Compensatory Arrangements of Certain Officers.


As previously reported, on December 3, 2021, the Board of Directors of GATX Corporation ("GATX" or the "Company") appointed Robert C. Lyons to the position of Chief Executive Officer and President, effective April 22, 2022 upon the retirement of Brian A. Kenney, the current Chairman, CEO and President. Mr. Lyons is currently Executive Vice President and President of the Company's Rail North America business. Mr. Kenney is expected to continue to serve on GATX's Board of Directors as non-executive Chairman until October 31, 2022. On January 28, 2022, the Compensation Committee of the Board of Directors approved changes to Mr. Lyons' base salary, target bonus and target long-term incentive opportunity in connection with his promotion and set Mr. Kenney's compensation as non-executive Chairman.

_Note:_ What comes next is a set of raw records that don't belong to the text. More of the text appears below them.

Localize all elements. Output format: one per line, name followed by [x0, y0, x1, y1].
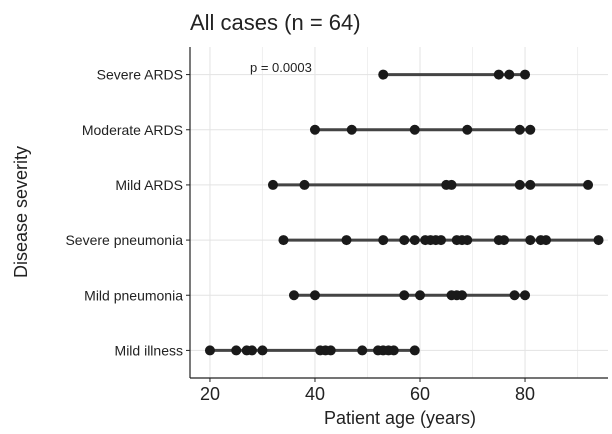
point	[409, 235, 420, 246]
point	[457, 290, 468, 301]
point	[378, 69, 389, 80]
point	[504, 69, 515, 80]
point	[446, 179, 457, 190]
point	[525, 124, 536, 135]
point	[415, 290, 426, 301]
point	[246, 345, 257, 356]
point	[499, 235, 510, 246]
point	[357, 345, 368, 356]
point	[299, 179, 310, 190]
y-tick-label: Mild pneumonia	[84, 287, 183, 303]
y-tick-label: Severe pneumonia	[65, 232, 183, 248]
y-tick-label: Mild illness	[115, 342, 183, 358]
point	[409, 345, 420, 356]
x-tick-label: 80	[515, 384, 535, 404]
point	[462, 235, 473, 246]
point	[509, 290, 520, 301]
point	[525, 179, 536, 190]
point	[231, 345, 242, 356]
point	[309, 124, 320, 135]
point	[593, 235, 604, 246]
point	[325, 345, 336, 356]
point	[399, 290, 410, 301]
x-axis-title: Patient age (years)	[324, 408, 476, 428]
y-tick-label: Severe ARDS	[97, 67, 183, 83]
x-tick-label: 60	[410, 384, 430, 404]
point	[462, 124, 473, 135]
x-tick-label: 20	[200, 384, 220, 404]
point	[204, 345, 215, 356]
point	[493, 69, 504, 80]
point	[409, 124, 420, 135]
point	[278, 235, 289, 246]
chart-title: All cases (n = 64)	[190, 10, 361, 35]
point	[346, 124, 357, 135]
point	[520, 290, 531, 301]
x-tick-label: 40	[305, 384, 325, 404]
point	[388, 345, 399, 356]
point	[514, 179, 525, 190]
point	[541, 235, 552, 246]
point	[583, 179, 594, 190]
point	[399, 235, 410, 246]
point	[525, 235, 536, 246]
annotation: p = 0.0003	[250, 60, 312, 75]
point	[520, 69, 531, 80]
point	[378, 235, 389, 246]
y-tick-label: Mild ARDS	[115, 177, 183, 193]
point	[341, 235, 352, 246]
point	[267, 179, 278, 190]
point	[514, 124, 525, 135]
point	[257, 345, 268, 356]
point	[436, 235, 447, 246]
point	[309, 290, 320, 301]
y-axis-title: Disease severity	[11, 146, 31, 278]
point	[288, 290, 299, 301]
y-tick-label: Moderate ARDS	[82, 122, 183, 138]
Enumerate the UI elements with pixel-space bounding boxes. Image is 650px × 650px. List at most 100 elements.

Effective April 22, 2022, Mr. Lyons' base salary will increase to $800,000 from $597,100, and his target bonus will increase to 100% of base salary from 70%. In making its regular, annual grants of long-term incentive awards on January 28, 2022, the Compensation Committee used a target value of $3,000,000 for Mr. Lyons' awards, an increase from the target value of $950,000 used in 2021.


For his service as non-executive Chairman following his retirement on April 22, 2022, Mr. Kenney will receive cash compensation at the annual rate of $150,000. That amount will be pro-rated for the approximately six-month period Mr. Kenney is expected to serve.


In addition, on January 28, 2022, the Compensation Committee approved a Leadership Recognition Award for Thomas A. Ellman, the Company's Executive Vice President and Chief Financial Officer. The award consists of a grant of 3,960 restricted stock units having a grant date value equal to $400,000 pursuant to the form of Restricted Stock Unit Agreement attached hereto as Exhibit 10.1. These restricted stock units will vest 25% on the one year anniversary of the date of grant and 75% on the third anniversary of the grant, subject to continued employment with the Company. Mr. Ellman also entered into a Confidential Information, Non-Competition, and Non-Solicitation Agreement in the form attached hereto as Exhibit 10.2, pursuant to which he agreed that during employment and for a period equal to the shorter of (i) the 12-months immediately following the termination of his employment for any reason other than a termination by GATX without cause or by the executive for good reason, or (ii) until January 28, 2026 he will not compete with GATX or solicit customers or employees of GATX, in addition to covenanting not to use or disclose GATX confidential information.